Campus News

Education prof devotes her career to helping ‘overlooked’ children

Keller-Bell
Yolanda Keller-Bell's research focuses on children with Down syndrome who have difficulty learning some aspect of language. Currently

Few professors on the UGA campus have the opportunity to impact children’s lives as much as Yolanda Keller-Bell. A faculty member in the College of Education’s department of communication sciences and special education, Keller-Bell says that despite living in a nation focused on the idea of “No Child Left Behind,” statistically, one child out of every 800 births has the potential to be left behind.

“Many forget that we have students with special needs who have to become literate in our society too,” says Keller-Bell, referring to children born with developmental disabilities. She has dedicated her academic and professional life to helping many of those children who too often are overlooked.

After receiving her master’s degree in speech pathology, Keller-Bell says her experience working at an Easter Seal Rehabilitation Center in Columbus, Ohio, helped her decide her research interests when she returned to pursue her doctorate.

“Having the chance to see kids clinically, going through therapy, who had a variety of different developmental disabilities was really interesting to me,” she says. “So when I decided to go back for my Ph.D., I knew I wanted to focus on children with special needs.”

Specifically, her research focuses on children with Down syndrome who have difficulty learning some aspect of language. Currently, she is examining intervention methods on preschoolers and adolescents.

“My research focuses on finding out what aspects of language they have trouble learning and then trying to figure out why they have difficulty learning those aspects,” she says.

Keller-Bell plans to eventually develop therapeutically sound treatments to help children battling Down syndrome improve their communication skills. Down syndrome is the most common genetic syndrome that causes mental retardation. In most cases, speech and language development is also affected.

Sharing her clinical experience enhances both her undergraduate class (language disorders in children and adults) and her graduate seminar class (multicultural issues in speech language pathology), according to Keller-Bell.

“Having clinical experience ­providing therapy services helps me when I’m teaching because I can tell students about my experiences when I was actually seeing clients, and I think it provides a connection between therapy and the research,” she says.

Most of Keller-Bell’s graduate students will work in speech pathology upon graduating. Several will probably work with children born with various disabilities. Her undergraduate students plan to become speech pathologists, audiologists or instruct the deaf. However, a master’s degree is required to practice speech language pathology. When choosing her career path, Keller-Bell knew she wanted to work with children and had an interest in the health sciences.

“My neighbor suggested that I shadow her friend who was a speech pathologist, because she thought it combined working with children and some of the medical and health aspects that held my interests,” she says.
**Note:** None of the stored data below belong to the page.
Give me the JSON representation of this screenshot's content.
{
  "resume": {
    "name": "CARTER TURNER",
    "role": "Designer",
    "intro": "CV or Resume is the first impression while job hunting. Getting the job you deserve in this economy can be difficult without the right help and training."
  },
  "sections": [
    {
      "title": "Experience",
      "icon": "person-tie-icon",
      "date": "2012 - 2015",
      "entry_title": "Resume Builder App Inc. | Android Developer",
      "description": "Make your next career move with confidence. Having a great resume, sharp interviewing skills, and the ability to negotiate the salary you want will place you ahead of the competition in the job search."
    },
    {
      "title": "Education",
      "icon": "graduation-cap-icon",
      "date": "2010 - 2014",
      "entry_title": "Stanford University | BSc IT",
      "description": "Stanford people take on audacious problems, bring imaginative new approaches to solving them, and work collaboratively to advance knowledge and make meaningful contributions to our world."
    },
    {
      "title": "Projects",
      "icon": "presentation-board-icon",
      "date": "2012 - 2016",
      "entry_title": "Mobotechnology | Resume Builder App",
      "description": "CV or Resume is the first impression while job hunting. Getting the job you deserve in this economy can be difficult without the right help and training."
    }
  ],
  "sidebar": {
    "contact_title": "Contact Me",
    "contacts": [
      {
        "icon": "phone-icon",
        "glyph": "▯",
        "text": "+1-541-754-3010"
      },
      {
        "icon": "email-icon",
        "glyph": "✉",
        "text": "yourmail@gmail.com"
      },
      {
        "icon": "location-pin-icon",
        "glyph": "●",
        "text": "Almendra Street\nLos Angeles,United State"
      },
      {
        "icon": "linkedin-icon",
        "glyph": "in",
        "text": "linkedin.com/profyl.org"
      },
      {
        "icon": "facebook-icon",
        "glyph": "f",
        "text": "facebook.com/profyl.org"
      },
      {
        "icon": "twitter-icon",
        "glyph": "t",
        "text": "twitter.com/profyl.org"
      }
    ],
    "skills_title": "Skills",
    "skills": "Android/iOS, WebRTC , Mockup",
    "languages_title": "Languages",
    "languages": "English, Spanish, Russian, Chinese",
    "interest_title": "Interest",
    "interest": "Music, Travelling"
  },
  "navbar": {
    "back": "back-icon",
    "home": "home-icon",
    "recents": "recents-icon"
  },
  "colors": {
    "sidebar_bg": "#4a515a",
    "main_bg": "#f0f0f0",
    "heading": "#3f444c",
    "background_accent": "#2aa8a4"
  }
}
Prior to joining the UGA faculty in 2003, Keller-Bell was a faculty lecturer at the University of Wisconsin at Madison and had a National Institutes of Health post-doctoral fellowship at the Waisman Center for Mental Retardation and Developmental Disabilities.

“When I interviewed at Georgia the education faculty impressed me,” she says. “They were very receptive, open and collaborated with each other. I really felt it would be a good fit for me professionally and personally.”